Prognostic Impact of Seminal Vesicle Mucosal Invasion in pT3b Prostate Cancer Following Radical Prostatectomy
10.22465/juo.255000260013
- Author:
Hyun Jung LEE
1
;
Won Hoon SONG
;
Seung Soo LEE
;
Jong Kil NAM
;
Sung-Woo PARK
Author Information
1. Department of Pathology, Pusan National University School of Medicine, Yangsan, Korea
- Publication Type:Original Article
- From:
Journal of Urologic Oncology
2025;23(1):30-37
- CountryRepublic of Korea
- Language:English
-
Abstract:
Purpose:The extent of seminal vesicle invasion (SVI) in prostate cancer can be classified into muscle layer invasion (SVI-muscle) and mucosal layer invasion (SVI-mucosa). This study aimed to evaluate the prognostic significance of the extent of SVI after radical prostatectomy.

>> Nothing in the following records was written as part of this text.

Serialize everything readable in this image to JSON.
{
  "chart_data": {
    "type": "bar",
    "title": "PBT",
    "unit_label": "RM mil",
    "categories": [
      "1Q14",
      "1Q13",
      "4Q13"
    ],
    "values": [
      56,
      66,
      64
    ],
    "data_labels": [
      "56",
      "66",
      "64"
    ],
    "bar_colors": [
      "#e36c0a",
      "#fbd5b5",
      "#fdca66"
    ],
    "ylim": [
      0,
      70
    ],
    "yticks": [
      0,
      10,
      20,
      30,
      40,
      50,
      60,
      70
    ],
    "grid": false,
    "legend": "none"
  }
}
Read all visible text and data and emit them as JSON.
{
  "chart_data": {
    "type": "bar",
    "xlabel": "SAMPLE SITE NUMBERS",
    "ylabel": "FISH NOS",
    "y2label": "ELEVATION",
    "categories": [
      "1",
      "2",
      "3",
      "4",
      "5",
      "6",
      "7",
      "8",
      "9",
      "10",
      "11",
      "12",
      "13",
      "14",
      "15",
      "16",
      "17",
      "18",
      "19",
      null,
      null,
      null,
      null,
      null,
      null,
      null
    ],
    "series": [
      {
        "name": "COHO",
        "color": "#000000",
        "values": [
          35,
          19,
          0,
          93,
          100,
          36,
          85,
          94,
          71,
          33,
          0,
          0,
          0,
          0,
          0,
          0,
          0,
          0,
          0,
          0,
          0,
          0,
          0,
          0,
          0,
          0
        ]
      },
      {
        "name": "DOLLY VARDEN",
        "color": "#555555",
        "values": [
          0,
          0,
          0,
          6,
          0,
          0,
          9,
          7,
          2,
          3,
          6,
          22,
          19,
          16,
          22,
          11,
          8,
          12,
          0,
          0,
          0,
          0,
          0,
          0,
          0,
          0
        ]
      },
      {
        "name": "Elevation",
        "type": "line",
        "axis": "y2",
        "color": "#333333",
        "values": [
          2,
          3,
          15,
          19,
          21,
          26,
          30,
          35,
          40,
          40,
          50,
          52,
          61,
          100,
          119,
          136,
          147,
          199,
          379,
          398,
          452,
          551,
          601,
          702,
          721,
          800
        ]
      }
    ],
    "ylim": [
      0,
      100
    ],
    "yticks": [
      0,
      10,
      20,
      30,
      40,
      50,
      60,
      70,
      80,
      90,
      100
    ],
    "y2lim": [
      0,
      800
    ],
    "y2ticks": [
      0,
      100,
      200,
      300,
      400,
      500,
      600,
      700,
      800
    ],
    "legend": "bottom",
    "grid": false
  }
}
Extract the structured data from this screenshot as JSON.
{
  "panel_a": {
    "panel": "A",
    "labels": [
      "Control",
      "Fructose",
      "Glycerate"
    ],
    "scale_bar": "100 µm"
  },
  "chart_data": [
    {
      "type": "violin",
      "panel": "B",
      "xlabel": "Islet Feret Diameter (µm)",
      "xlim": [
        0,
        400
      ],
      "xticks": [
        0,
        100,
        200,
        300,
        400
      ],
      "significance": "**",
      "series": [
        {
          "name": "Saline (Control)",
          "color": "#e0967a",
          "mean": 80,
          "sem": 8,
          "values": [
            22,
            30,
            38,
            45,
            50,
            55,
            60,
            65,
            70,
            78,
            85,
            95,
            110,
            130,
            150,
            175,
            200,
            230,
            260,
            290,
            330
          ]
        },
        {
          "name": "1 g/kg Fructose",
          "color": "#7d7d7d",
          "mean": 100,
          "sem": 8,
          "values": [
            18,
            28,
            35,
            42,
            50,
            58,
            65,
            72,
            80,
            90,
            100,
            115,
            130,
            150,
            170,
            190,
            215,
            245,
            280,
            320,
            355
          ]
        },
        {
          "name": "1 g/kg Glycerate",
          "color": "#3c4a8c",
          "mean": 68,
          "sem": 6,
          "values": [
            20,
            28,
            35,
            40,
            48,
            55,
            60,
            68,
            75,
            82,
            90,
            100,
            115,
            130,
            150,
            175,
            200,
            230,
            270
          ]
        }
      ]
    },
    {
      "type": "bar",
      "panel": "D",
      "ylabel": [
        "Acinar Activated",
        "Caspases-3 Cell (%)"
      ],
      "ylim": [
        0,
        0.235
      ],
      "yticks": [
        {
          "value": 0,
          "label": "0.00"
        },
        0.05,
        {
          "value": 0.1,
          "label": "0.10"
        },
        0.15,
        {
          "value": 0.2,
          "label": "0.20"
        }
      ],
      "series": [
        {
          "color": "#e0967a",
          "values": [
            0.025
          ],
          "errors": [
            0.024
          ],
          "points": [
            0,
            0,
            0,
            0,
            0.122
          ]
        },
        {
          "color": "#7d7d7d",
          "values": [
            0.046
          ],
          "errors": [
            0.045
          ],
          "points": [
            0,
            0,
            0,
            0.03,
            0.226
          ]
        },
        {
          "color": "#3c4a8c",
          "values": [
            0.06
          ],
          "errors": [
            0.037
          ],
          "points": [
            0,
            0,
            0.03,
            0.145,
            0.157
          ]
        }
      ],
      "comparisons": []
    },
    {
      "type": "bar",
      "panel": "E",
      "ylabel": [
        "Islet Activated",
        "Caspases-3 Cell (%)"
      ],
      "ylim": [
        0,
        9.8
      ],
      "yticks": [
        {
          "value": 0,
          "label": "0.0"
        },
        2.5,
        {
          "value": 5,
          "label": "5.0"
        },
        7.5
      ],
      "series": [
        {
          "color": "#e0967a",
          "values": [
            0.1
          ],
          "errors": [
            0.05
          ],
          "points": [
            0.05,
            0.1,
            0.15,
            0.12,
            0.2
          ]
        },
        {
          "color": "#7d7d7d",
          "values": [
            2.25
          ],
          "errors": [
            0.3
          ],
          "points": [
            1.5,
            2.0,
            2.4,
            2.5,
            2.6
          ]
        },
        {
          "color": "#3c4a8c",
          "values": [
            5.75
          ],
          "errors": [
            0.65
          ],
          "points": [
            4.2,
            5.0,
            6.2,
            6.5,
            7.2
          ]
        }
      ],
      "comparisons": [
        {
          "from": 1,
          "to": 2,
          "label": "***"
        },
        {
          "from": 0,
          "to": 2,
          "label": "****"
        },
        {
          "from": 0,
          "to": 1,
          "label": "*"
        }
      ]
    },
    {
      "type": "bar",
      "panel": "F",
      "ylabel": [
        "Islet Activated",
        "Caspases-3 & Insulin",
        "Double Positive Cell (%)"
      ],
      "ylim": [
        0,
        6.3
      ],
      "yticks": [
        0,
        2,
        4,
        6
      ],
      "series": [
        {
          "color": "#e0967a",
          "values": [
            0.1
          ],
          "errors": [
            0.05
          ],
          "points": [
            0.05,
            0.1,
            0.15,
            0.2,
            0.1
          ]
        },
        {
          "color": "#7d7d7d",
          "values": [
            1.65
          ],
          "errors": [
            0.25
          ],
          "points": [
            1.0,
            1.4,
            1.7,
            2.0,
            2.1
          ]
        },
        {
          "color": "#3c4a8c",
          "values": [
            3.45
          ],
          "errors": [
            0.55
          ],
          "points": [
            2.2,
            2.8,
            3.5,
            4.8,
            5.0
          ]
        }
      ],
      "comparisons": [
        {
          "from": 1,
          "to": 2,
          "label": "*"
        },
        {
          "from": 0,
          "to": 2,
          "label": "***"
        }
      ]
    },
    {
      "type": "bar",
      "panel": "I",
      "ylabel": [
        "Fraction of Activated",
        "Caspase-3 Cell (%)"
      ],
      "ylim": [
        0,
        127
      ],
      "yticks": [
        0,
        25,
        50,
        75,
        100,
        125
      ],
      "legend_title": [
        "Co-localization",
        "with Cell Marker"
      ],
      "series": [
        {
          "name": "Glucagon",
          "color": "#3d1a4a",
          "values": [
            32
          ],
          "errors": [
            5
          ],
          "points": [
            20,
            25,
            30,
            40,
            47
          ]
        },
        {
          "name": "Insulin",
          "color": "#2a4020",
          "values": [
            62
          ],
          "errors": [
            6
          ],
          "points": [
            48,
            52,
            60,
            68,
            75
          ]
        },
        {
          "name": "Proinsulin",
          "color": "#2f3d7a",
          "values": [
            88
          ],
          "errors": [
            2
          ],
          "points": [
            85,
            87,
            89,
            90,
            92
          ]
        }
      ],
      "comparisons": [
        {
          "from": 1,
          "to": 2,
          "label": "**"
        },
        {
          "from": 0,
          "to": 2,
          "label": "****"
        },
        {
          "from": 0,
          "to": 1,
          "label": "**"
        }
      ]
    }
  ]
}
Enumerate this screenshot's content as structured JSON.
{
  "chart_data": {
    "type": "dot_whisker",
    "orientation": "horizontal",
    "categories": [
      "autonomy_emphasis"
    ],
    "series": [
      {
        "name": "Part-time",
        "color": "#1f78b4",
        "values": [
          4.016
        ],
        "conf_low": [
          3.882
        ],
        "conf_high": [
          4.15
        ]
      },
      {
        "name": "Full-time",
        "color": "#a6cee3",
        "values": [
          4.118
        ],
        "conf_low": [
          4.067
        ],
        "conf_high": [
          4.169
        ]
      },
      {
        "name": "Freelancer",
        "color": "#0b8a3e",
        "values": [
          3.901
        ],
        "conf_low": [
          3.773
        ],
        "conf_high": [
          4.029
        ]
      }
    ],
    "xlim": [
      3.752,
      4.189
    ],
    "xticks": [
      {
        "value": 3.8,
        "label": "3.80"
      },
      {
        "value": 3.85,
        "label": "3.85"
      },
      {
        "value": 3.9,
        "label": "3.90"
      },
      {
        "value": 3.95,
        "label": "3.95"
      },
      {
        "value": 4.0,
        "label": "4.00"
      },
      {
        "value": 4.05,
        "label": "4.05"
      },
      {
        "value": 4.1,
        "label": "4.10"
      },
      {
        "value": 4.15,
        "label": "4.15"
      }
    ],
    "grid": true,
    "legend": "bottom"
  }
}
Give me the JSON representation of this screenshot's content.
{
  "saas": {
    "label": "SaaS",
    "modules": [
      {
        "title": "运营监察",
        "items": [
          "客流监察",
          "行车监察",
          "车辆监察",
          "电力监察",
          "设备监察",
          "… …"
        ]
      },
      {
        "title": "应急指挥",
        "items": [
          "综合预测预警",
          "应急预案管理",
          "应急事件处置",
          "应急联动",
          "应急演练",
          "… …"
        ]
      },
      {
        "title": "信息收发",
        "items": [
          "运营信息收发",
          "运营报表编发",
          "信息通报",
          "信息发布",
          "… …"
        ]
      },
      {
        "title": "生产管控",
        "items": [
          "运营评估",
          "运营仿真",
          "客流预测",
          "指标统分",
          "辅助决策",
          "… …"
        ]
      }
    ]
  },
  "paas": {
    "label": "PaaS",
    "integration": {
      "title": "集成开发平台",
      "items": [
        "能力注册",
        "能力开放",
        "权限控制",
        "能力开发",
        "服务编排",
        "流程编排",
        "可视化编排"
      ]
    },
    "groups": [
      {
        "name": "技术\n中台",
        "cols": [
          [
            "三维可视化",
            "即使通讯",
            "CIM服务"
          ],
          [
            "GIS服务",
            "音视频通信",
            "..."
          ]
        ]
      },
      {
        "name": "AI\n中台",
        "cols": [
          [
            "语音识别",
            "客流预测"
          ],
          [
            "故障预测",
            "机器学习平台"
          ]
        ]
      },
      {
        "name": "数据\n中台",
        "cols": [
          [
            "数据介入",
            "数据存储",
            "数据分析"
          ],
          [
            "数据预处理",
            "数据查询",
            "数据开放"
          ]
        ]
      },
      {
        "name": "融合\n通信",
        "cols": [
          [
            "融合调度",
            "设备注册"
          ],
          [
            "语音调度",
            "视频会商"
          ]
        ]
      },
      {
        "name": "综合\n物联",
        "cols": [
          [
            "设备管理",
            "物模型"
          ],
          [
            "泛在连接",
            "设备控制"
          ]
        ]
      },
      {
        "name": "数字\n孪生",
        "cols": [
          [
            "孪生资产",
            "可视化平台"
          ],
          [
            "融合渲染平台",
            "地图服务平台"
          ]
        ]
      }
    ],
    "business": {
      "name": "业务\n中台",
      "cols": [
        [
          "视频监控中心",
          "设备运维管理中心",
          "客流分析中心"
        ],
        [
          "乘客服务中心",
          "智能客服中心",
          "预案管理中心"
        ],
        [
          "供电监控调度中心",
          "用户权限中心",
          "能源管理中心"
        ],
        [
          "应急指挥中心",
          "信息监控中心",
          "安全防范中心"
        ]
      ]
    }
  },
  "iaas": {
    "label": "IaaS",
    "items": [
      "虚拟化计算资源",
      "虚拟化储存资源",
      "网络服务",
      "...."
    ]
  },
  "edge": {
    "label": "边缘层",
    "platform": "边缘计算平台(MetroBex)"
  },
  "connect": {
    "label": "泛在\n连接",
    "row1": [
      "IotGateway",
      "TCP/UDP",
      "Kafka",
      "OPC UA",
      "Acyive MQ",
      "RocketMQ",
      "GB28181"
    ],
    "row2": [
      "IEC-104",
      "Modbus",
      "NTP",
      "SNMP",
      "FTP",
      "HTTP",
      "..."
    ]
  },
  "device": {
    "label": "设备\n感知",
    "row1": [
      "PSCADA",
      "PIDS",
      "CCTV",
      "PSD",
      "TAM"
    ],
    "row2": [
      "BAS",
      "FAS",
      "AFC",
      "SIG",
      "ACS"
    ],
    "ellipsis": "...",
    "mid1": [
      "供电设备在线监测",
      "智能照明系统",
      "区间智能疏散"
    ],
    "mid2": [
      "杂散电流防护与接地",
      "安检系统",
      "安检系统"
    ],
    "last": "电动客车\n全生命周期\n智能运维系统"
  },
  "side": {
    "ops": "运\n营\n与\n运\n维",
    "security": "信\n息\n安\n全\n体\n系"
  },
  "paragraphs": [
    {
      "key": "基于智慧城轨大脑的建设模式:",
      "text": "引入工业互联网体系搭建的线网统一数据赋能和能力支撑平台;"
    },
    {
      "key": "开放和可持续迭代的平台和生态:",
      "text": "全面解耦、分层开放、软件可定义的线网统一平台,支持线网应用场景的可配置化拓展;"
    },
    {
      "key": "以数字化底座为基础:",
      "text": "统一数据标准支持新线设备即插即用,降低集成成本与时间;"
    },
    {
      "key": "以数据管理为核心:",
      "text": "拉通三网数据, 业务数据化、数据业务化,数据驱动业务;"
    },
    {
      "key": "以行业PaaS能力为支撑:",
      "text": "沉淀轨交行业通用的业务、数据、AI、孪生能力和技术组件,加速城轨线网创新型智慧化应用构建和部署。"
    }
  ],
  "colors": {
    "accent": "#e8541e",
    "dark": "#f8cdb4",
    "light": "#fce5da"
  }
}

Materials and Methods:SVI-mucosa data were prospectively collected since 2014. Among 1,659 radical prostatectomy specimens from 2014 to 2023, 259 cases (15.6%) with extraprostatic SVI were enrolled. A total of 252 cases with available follow-up data were included in the final analysis.
Results:SVI-mucosa was identified in 63 cases (25.0%), and SVI-muscle was identified in all 252 cases. Extracapsular extension was present in nearly all SVI cases (99.6%). The mean tumor volume percentage in final specimens was significantly higher in patients with SVI-mucosa (50%) compared to those without it (35%) (p<0.001). A high Gleason score (≥8) was more common in men with SVI-mucosa (p=0.021). Only 10 (5.3%) and 4 patients (6.3%) with and without SVI-mucosa, respectively, received adjuvant therapy (p=0.544). Biochemical recurrence-free survival did not significantly differ between men with SVI-mucosa and those with SVI-muscle alone (log-rank test, p=0.309). The 5-year metastasis-free survival and prostate cancerspecific survival rates were 86.0% vs. 91.6% (p=0.654) and 99.5% vs. 100% (p=0.865) in patients with and without SVI-mucosa, respectively.
Conclusion:The prognosis of patients with SVI is not uniformly poor. SVI-mucosa was associated with more aggressive pathological features. In most cases, SVI-muscle appears to develop first following extracapsular extension, with subsequent progression to SVI-mucosa. However, the presence of SVI-mucosa, an advanced status of SVI, did not significantly impact biochemical recurrence and metastasis-free survival rates.